I’ve done a few posts about the problems with Apple’s App Store, and its requirement that developers use it to get software onto the iPhone. Paul Graham has a more thorough and better-written critique:
The way Apple runs the App Store has harmed their reputation with programmers more than anything else they’ve ever done. Their reputation with programmers used to be great. It used to be the most common complaint you heard about Apple was that their fans admired them too uncritically. The App Store has changed that. Now a lot of programmers have started to see Apple as evil…
Software development has evolved from a small number of big releases to a constant stream of small ones. But Apple doesn’t understand that either. Their model of product development derives from hardware. They work on something till they think it’s finished, then they release it. You have to do that with hardware, but because software is so easy to change, its design can benefit from evolution. The standard way to develop applications now is to launch fast and iterate. Which means it’s a disaster to have long, random delays each time you release a new version.

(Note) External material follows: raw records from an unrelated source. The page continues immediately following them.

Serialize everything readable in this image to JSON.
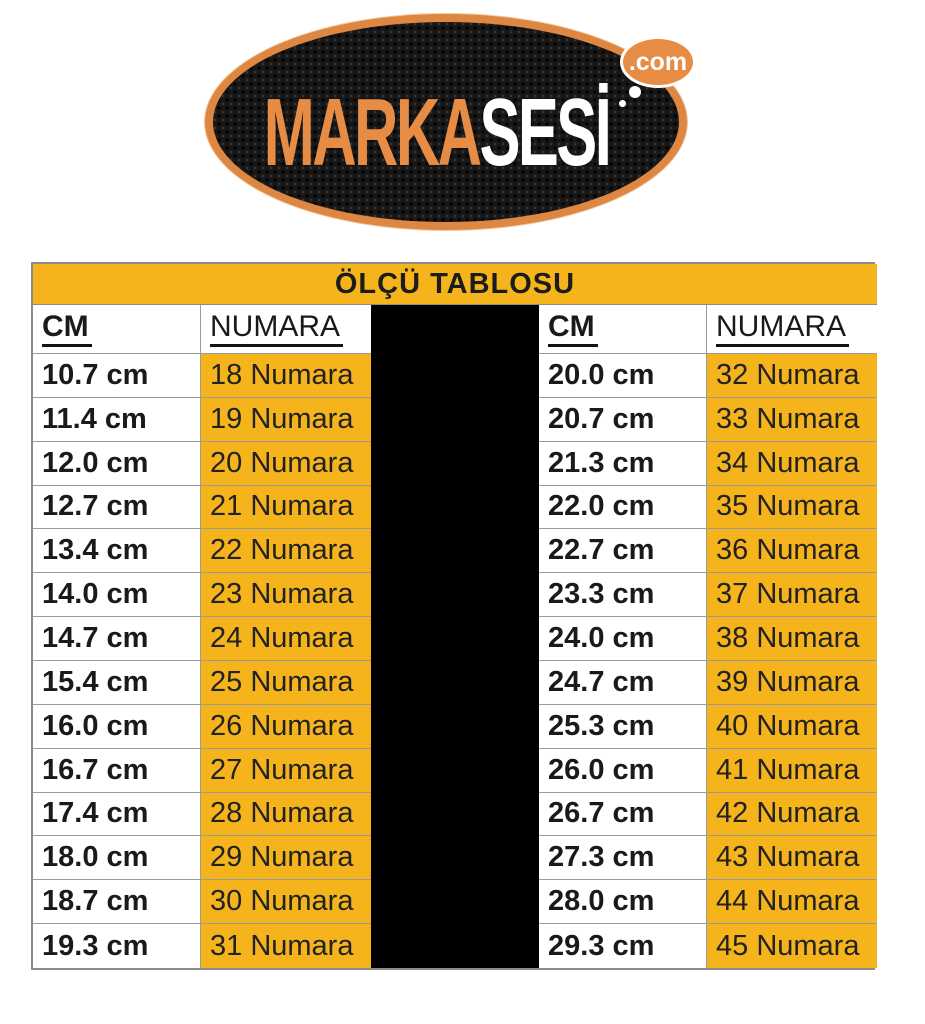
{
  "logo": {
    "brand_orange": "MARKA",
    "brand_white": "SESİ",
    "tld_bubble": ".com"
  },
  "colors": {
    "gold": "#f5b41c",
    "logo_orange": "#e68c44",
    "logo_ring_orange": "#dd8742",
    "divider_black": "#000000",
    "grid_gray": "#9b9b9b",
    "text_black": "#1a1a1a"
  },
  "chart_data": {
    "type": "table",
    "title": "ÖLÇÜ TABLOSU",
    "column_headers": [
      "CM",
      "NUMARA",
      "CM",
      "NUMARA"
    ],
    "rows": [
      {
        "left_cm": "10.7 cm",
        "left_numara": "18 Numara",
        "right_cm": "20.0 cm",
        "right_numara": "32 Numara"
      },
      {
        "left_cm": "11.4 cm",
        "left_numara": "19 Numara",
        "right_cm": "20.7 cm",
        "right_numara": "33 Numara"
      },
      {
        "left_cm": "12.0 cm",
        "left_numara": "20 Numara",
        "right_cm": "21.3 cm",
        "right_numara": "34 Numara"
      },
      {
        "left_cm": "12.7 cm",
        "left_numara": "21 Numara",
        "right_cm": "22.0 cm",
        "right_numara": "35 Numara"
      },
      {
        "left_cm": "13.4 cm",
        "left_numara": "22 Numara",
        "right_cm": "22.7 cm",
        "right_numara": "36 Numara"
      },
      {
        "left_cm": "14.0 cm",
        "left_numara": "23 Numara",
        "right_cm": "23.3 cm",
        "right_numara": "37 Numara"
      },
      {
        "left_cm": "14.7 cm",
        "left_numara": "24 Numara",
        "right_cm": "24.0 cm",
        "right_numara": "38 Numara"
      },
      {
        "left_cm": "15.4 cm",
        "left_numara": "25 Numara",
        "right_cm": "24.7 cm",
        "right_numara": "39 Numara"
      },
      {
        "left_cm": "16.0 cm",
        "left_numara": "26 Numara",
        "right_cm": "25.3 cm",
        "right_numara": "40 Numara"
      },
      {
        "left_cm": "16.7 cm",
        "left_numara": "27 Numara",
        "right_cm": "26.0 cm",
        "right_numara": "41 Numara"
      },
      {
        "left_cm": "17.4 cm",
        "left_numara": "28 Numara",
        "right_cm": "26.7 cm",
        "right_numara": "42 Numara"
      },
      {
        "left_cm": "18.0 cm",
        "left_numara": "29 Numara",
        "right_cm": "27.3 cm",
        "right_numara": "43 Numara"
      },
      {
        "left_cm": "18.7 cm",
        "left_numara": "30 Numara",
        "right_cm": "28.0 cm",
        "right_numara": "44 Numara"
      },
      {
        "left_cm": "19.3 cm",
        "left_numara": "31 Numara",
        "right_cm": "29.3 cm",
        "right_numara": "45 Numara"
      }
    ]
  }
}
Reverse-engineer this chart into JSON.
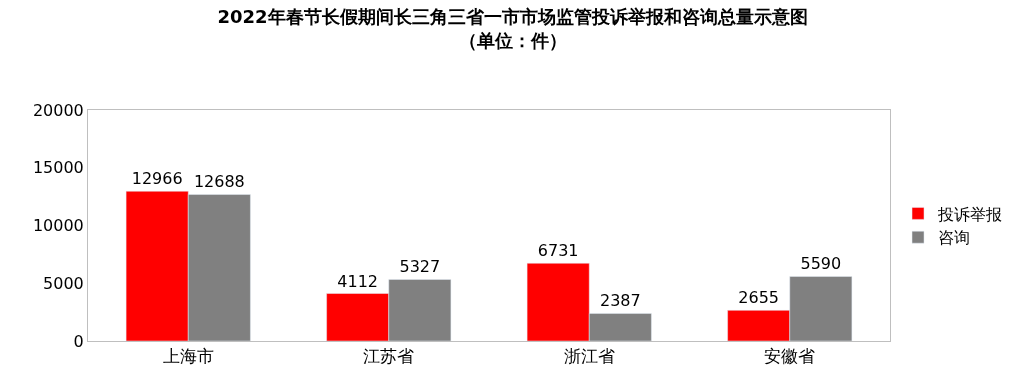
{
  "chart_data": {
    "type": "bar",
    "title": "2022年春节长假期间长三角三省一市市场监管投诉举报和咨询总量示意图",
    "subtitle": "（单位：件）",
    "categories": [
      "上海市",
      "江苏省",
      "浙江省",
      "安徽省"
    ],
    "series": [
      {
        "name": "投诉举报",
        "color": "#ff0000",
        "values": [
          12966,
          4112,
          6731,
          2655
        ]
      },
      {
        "name": "咨询",
        "color": "#808080",
        "values": [
          12688,
          5327,
          2387,
          5590
        ]
      }
    ],
    "ylim": [
      0,
      20000
    ],
    "yticks": [
      0,
      5000,
      10000,
      15000,
      20000
    ],
    "legend": "right",
    "data_labels": true
  }
}
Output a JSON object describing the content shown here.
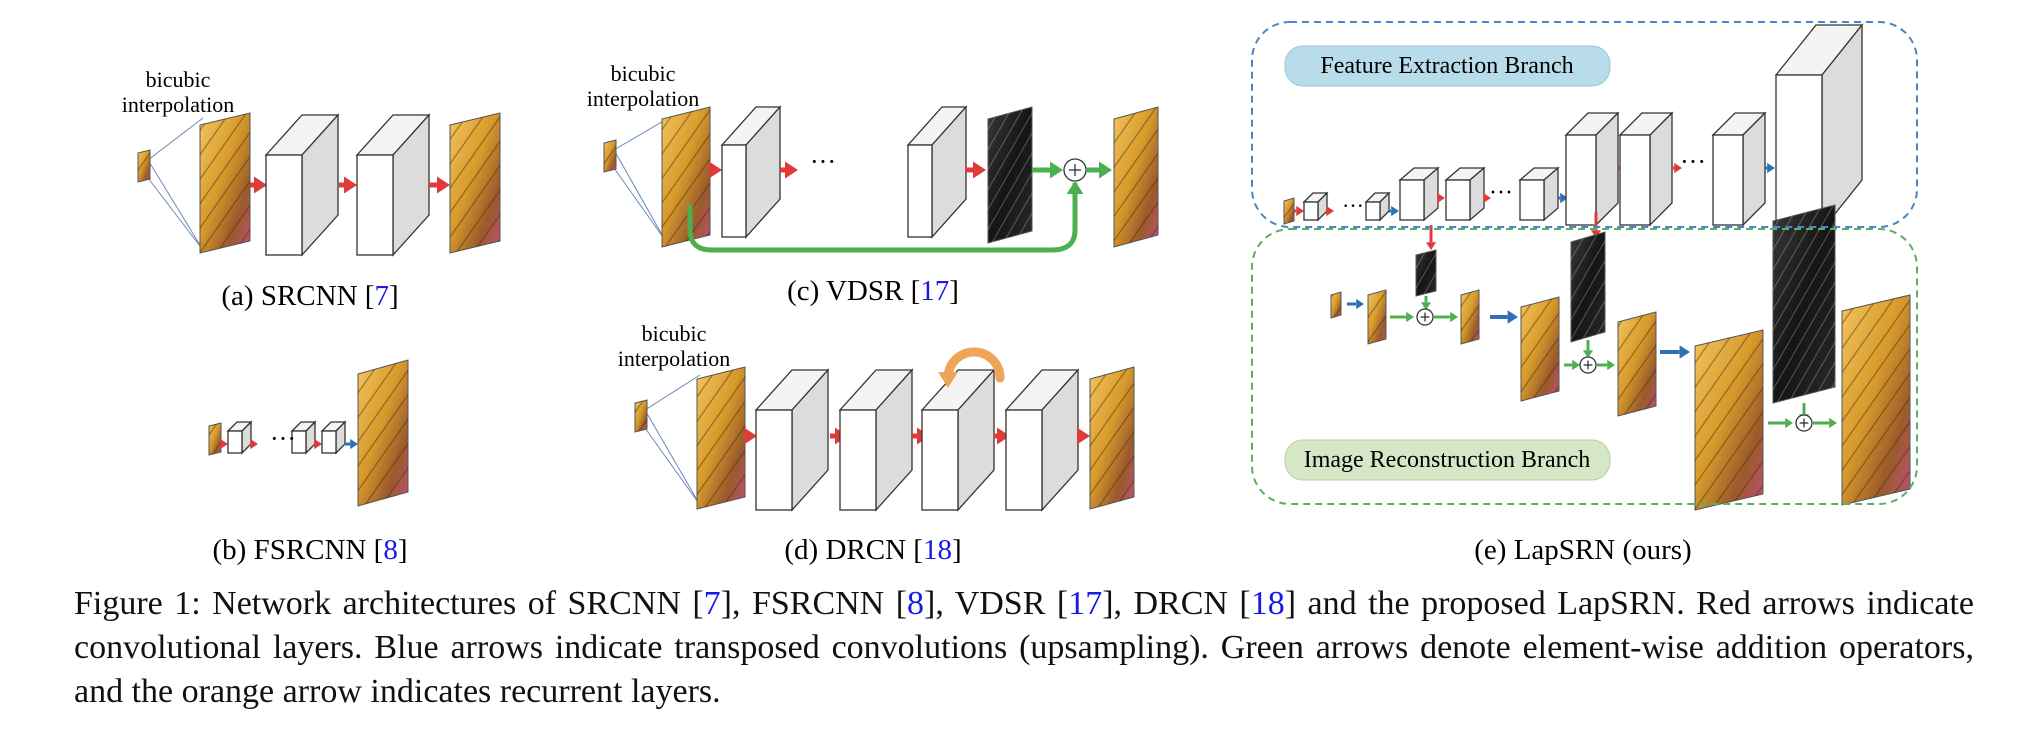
{
  "labels": {
    "bicubic": "bicubic",
    "interpolation": "interpolation",
    "dots": "···",
    "feature_branch": "Feature Extraction Branch",
    "recon_branch": "Image Reconstruction Branch",
    "plus": "+"
  },
  "panels": [
    {
      "id": "a",
      "prefix": "(a) SRCNN [",
      "ref": "7",
      "suffix": "]"
    },
    {
      "id": "b",
      "prefix": "(b) FSRCNN [",
      "ref": "8",
      "suffix": "]"
    },
    {
      "id": "c",
      "prefix": "(c) VDSR [",
      "ref": "17",
      "suffix": "]"
    },
    {
      "id": "d",
      "prefix": "(d) DRCN [",
      "ref": "18",
      "suffix": "]"
    },
    {
      "id": "e",
      "prefix": "(e) LapSRN (ours)",
      "ref": "",
      "suffix": ""
    }
  ],
  "caption": {
    "t1": "Figure 1:  Network architectures of SRCNN [",
    "r1": "7",
    "t2": "], FSRCNN [",
    "r2": "8",
    "t3": "], VDSR [",
    "r3": "17",
    "t4": "], DRCN [",
    "r4": "18",
    "t5": "] and the proposed LapSRN. Red arrows indicate convolutional layers.  Blue arrows indicate transposed convolutions (upsampling).  Green arrows denote element-wise addition operators, and the orange arrow indicates recurrent layers."
  },
  "colors": {
    "conv_arrow": "#e03b3b",
    "upsample_arrow": "#2e6fb5",
    "add_arrow": "#4caf50",
    "recurrent_arrow": "#f0a45a",
    "ref_link": "#1a1ae6",
    "feature_box_border": "#4a86c5",
    "recon_box_border": "#5cae62",
    "feature_label_bg": "#b9dcea",
    "recon_label_bg": "#d5e7c6"
  }
}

Apparently Apple’s attitude is that developers should be more careful when they submit a new version to the App Store. They would say that. But powerful as they are, they’re not powerful enough to turn back the evolution of technology. Programmers don’t use launch-fast-and-iterate out of laziness. They use it because it yields the best results. By obstructing that process, Apple is making them do bad work, and programmers hate that as much as Apple would.
How would Apple like it if when they discovered a serious bug in OS X, instead of releasing a software update immediately, they had to submit their code to an intermediary who sat on it for a month and then rejected it because it contained an icon they didn’t like?
One thing I disagree with: “Programmers don’t use launch-fast-and-iterate out of laziness. They use it because it yields the best results.”
I think programmers do use that approach because of laziness. The only reason they’re allowed to use that approach is because it also yields the best results.
It’s not just that it yields the best results, Erik.
Programs are complicated, and are created dynamically by teams of programmers. That’s what made open-source so successful. Sometimes the best way to find the random, rare use-case scenarios is to get it used by thousands and thousands of people. The faster those bugs are found and reported, the faster they get fixed and the better the product becomes.
Would you rather wait 7 years for the “perfect” program, or would you rather have one that works more-or-less and improves dynamically to fit the needs that come to light as it’s being used?
The longer you wait to release something, the more likely it is that it will be obsolete when you do, and the more useless it will be.